Mamun Nursadul, Khorram Soheil, Hansen John H L
Cochlear Implant Processing Laboratory, Center for Robust Speech Systems (CRSS-CILab), Department of Electrical & Computer Engineering, The University of Texas at Dallas.
Interspeech. 2019 Sep;2019:4265-4269. doi: 10.21437/interspeech.2019-1850.

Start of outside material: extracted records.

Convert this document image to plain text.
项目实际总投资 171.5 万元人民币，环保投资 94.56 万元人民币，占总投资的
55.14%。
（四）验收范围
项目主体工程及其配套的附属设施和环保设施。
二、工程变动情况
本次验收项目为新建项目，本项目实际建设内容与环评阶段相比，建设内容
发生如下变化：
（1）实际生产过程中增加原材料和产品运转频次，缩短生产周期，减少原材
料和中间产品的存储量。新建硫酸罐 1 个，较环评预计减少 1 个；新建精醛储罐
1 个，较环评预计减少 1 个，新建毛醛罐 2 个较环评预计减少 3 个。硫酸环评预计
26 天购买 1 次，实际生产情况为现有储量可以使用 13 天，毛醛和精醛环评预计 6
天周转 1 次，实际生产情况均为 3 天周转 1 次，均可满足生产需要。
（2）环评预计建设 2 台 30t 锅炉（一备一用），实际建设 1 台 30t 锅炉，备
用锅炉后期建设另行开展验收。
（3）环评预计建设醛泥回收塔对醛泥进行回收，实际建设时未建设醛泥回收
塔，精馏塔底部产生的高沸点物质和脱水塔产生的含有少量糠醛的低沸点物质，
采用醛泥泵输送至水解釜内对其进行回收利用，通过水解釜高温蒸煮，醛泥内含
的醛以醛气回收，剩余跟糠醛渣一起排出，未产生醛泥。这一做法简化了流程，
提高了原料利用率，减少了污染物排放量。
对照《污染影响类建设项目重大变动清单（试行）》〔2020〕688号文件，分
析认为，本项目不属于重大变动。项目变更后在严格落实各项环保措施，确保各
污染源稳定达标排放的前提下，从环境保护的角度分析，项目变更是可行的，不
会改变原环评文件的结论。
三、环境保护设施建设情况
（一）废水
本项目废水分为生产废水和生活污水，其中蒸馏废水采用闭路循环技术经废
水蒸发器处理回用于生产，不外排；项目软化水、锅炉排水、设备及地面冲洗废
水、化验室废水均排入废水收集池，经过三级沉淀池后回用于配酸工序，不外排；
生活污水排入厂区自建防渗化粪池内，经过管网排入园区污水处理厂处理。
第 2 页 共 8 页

Attempts to develop speech enhancement algorithms with improved speech intelligibility for cochlear implant (CI) users have met with limited success. To improve speech enhancement methods for CI users, we propose to perform speech enhancement in a cochlear filter-bank feature space, a feature-set specifically designed for CI users based on CI auditory stimuli. We leverage a convolutional neural network (CNN) to extract both stationary and non-stationary components of environmental acoustics and speech. We propose three CNN architectures: (1) vanilla CNN that directly generates the enhanced signal; (2) spectral-subtraction-style CNN (SS-CNN) that first predicts noise and then generates the enhanced signal by subtracting noise from the noisy signal; (3) Wiener-style CNN (Wiener-CNN) that generates an optimal mask for suppressing noise. An important problem of the proposed networks is that they introduce considerable delays, which limits their real-time application for CI users. To address this, this study also considers causal variations of these networks. Our experiments show that the proposed networks (both causal and non-causal forms) achieve significant improvement over existing baseline systems. We also found that causal Wiener-CNN outperforms other networks, and leads to the best overall envelope coefficient measure (ECM). The proposed algorithms represent a viable option for implementation on the CCi-MOBILE research platform as a pre-processor for CI users in naturalistic environments.
为提高人工耳蜗(CI)使用者的语音清晰度而开发语音增强算法的尝试取得的成功有限。为改进针对CI使用者的语音增强方法,我们建议在耳蜗滤波器组特征空间中进行语音增强,该特征集是基于CI听觉刺激专门为CI使用者设计的。我们利用卷积神经网络(CNN)来提取环境声学和语音的平稳和非平稳成分。我们提出了三种CNN架构:(1)直接生成增强信号的普通CNN;(2)先预测噪声然后通过从噪声信号中减去噪声来生成增强信号的谱减法风格CNN(SS-CNN);(3)生成用于抑制噪声的最优掩码的维纳风格CNN(Wiener-CNN)。所提出网络的一个重要问题是它们会引入相当大的延迟,这限制了它们在CI使用者中的实时应用。为解决这个问题,本研究还考虑了这些网络的因果变体。我们的实验表明,所提出的网络(因果和非因果形式)相对于现有的基线系统都有显著改进。我们还发现因果维纳CNN优于其他网络,并导致最佳的总体包络系数度量(ECM)。所提出的算法是在CCi-MOBILE研究平台上作为自然环境中CI使用者的预处理器进行实现的一个可行选择。